Yes, that's right. Go reuses the iterator variable so it is incorrect to take the address of the element variable in the above code, since the value stored in it will change (it will be set to 5 by the end of the loop above).

See also:

  • https://www.evanjones.ca/go-gotcha-loop-variables.html 
  • http://tdongsi.github.io/blog/2021/07/24/closures-in-loop/
  • https://www.reddit.com/r/golang/comments/13dr088/proposal_to_fix_gos_1_gotcha_loop_variable_scope/ 

It seems this issue will be fixed in the next release of Go (1.22) which is expected to come out sometime February 2024. I'm pretty excited for that.

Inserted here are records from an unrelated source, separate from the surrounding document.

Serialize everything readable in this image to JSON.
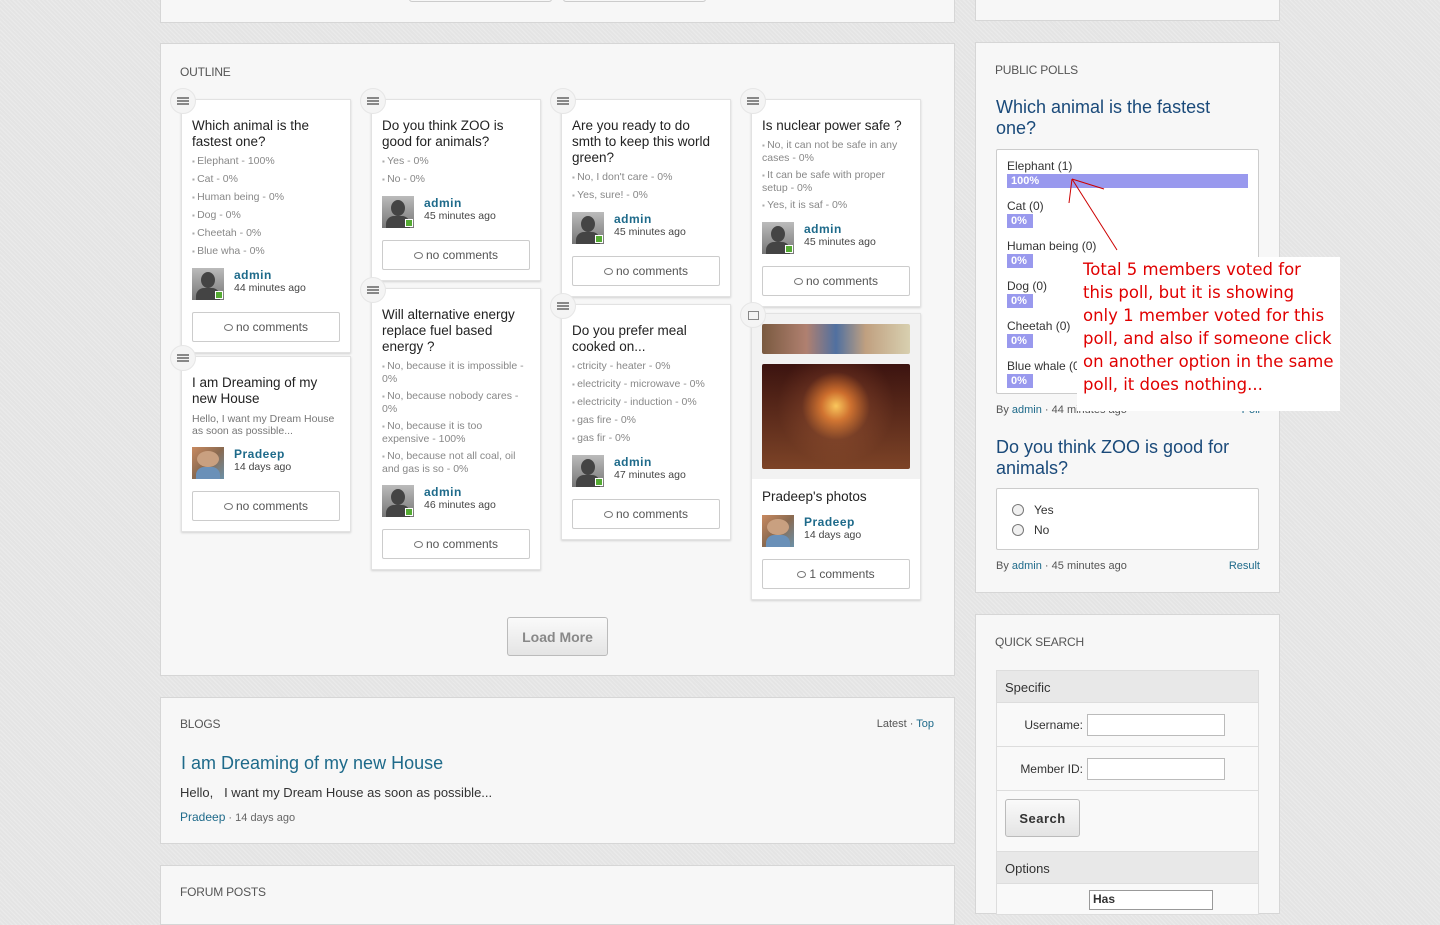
{
  "outline": {
    "title": "OUTLINE",
    "load_more": "Load More",
    "cards": [
      {
        "type": "poll",
        "title": "Which animal is the fastest one?",
        "options": [
          "Elephant - 100%",
          "Cat - 0%",
          "Human being - 0%",
          "Dog - 0%",
          "Cheetah - 0%",
          "Blue wha - 0%"
        ],
        "author": "admin",
        "time": "44 minutes ago",
        "comments": "no comments"
      },
      {
        "type": "blog",
        "title": "I am Dreaming of my new House",
        "snippet": "Hello,   I want my Dream House as soon as possible...",
        "author": "Pradeep",
        "time": "14 days ago",
        "comments": "no comments"
      },
      {
        "type": "poll",
        "title": "Do you think ZOO is good for animals?",
        "options": [
          "Yes - 0%",
          "No - 0%"
        ],
        "author": "admin",
        "time": "45 minutes ago",
        "comments": "no comments"
      },
      {
        "type": "poll",
        "title": "Will alternative energy replace fuel based energy ?",
        "options": [
          "No, because it is impossible - 0%",
          "No, because nobody cares - 0%",
          "No, because it is too expensive - 100%",
          "No, because not all coal, oil and gas is so - 0%"
        ],
        "author": "admin",
        "time": "46 minutes ago",
        "comments": "no comments"
      },
      {
        "type": "poll",
        "title": "Are you ready to do smth to keep this world green?",
        "options": [
          "No, I don't care - 0%",
          "Yes, sure! - 0%"
        ],
        "author": "admin",
        "time": "45 minutes ago",
        "comments": "no comments"
      },
      {
        "type": "poll",
        "title": "Do you prefer meal cooked on...",
        "options": [
          "ctricity - heater - 0%",
          "electricity - microwave - 0%",
          "electricity - induction - 0%",
          "gas fire - 0%",
          "gas fir - 0%"
        ],
        "author": "admin",
        "time": "47 minutes ago",
        "comments": "no comments"
      },
      {
        "type": "poll",
        "title": "Is nuclear power safe ?",
        "options": [
          "No, it can not be safe in any cases - 0%",
          "It can be safe with proper setup - 0%",
          "Yes, it is saf - 0%"
        ],
        "author": "admin",
        "time": "45 minutes ago",
        "comments": "no comments"
      },
      {
        "type": "photo",
        "title": "Pradeep's photos",
        "author": "Pradeep",
        "time": "14 days ago",
        "comments": "1 comments"
      }
    ]
  },
  "blogs": {
    "title": "BLOGS",
    "filter_latest": "Latest",
    "filter_sep": " · ",
    "filter_top": "Top",
    "post_title": "I am Dreaming of my new House",
    "post_snippet": "Hello,   I want my Dream House as soon as possible...",
    "post_author": "Pradeep",
    "post_time": " · 14 days ago"
  },
  "forum": {
    "title": "FORUM POSTS"
  },
  "polls": {
    "title": "PUBLIC POLLS",
    "poll1": {
      "question": "Which animal is the fastest one?",
      "results": [
        {
          "label": "Elephant (1)",
          "pct": 100,
          "text": "100%"
        },
        {
          "label": "Cat (0)",
          "pct": 0,
          "text": "0%"
        },
        {
          "label": "Human being (0)",
          "pct": 0,
          "text": "0%"
        },
        {
          "label": "Dog (0)",
          "pct": 0,
          "text": "0%"
        },
        {
          "label": "Cheetah (0)",
          "pct": 0,
          "text": "0%"
        },
        {
          "label": "Blue whale (0)",
          "pct": 0,
          "text": "0%"
        }
      ],
      "by": "By ",
      "author": "admin",
      "time": " · 44 minutes ago",
      "link": "Poll"
    },
    "poll2": {
      "question": "Do you think ZOO is good for animals?",
      "options": [
        "Yes",
        "No"
      ],
      "by": "By ",
      "author": "admin",
      "time": " · 45 minutes ago",
      "link": "Result"
    }
  },
  "quick_search": {
    "title": "QUICK SEARCH",
    "specific": "Specific",
    "username_label": "Username:",
    "username_value": "",
    "member_id_label": "Member ID:",
    "member_id_value": "",
    "search_button": "Search",
    "options": "Options",
    "select_value": "Has"
  },
  "annotation": "Total 5 members voted for this poll, but it is showing only 1 member voted for this poll, and also if someone click on another option in the same poll, it does nothing..."
}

As for the performance implications, I found this comment from rsc in that Reddit thread:

https://go.googlesource.com/proposal/+/master/design/60078-loopvar.md does say:

Similar code might change from allocating one variable per loop to allocating N variables per loop. In some cases, that extra allocation is inherent to fixing a latent bug. For example, GenerateTestIDs above is now allocating 10 int32s instead of one – the price of correctness. In a very frequently executed already-correct loop, the new allocations may be unnecessary and could potentially cause more garbage collector pressure and a measurable performance difference. If so, standard monitoring and allocation profiles (pprof --alloc_objects) should pinpoint the location easily, and the fix is trivial: declare the variable above the loop. Benchmarking of the public “bent” bench suite showed no statistically significant performance difference over all, so we expect most programs to be unaffected.

Monday, November 6, 2023

How easy it is to insert ads into HLS!

I was wondering how to insert a small 10 second advert into a 9 hour long video without re-encoding and I had this genius idea - just convert it to HLS, it will be a bunch of small TS files along with a playlist, then I just put my advert (a TS file) into the playlist and it will all work!

Unfortunately, that didn't work, but it turns out the fix is really simple: https://developer.apple.com/documentation/http-live-streaming/incorporating-ads-into-a-playlist

You just need to add the EXT-X-DISCONTINUITY tag and it will work just like it says in the Apple docs! So simple! Wow!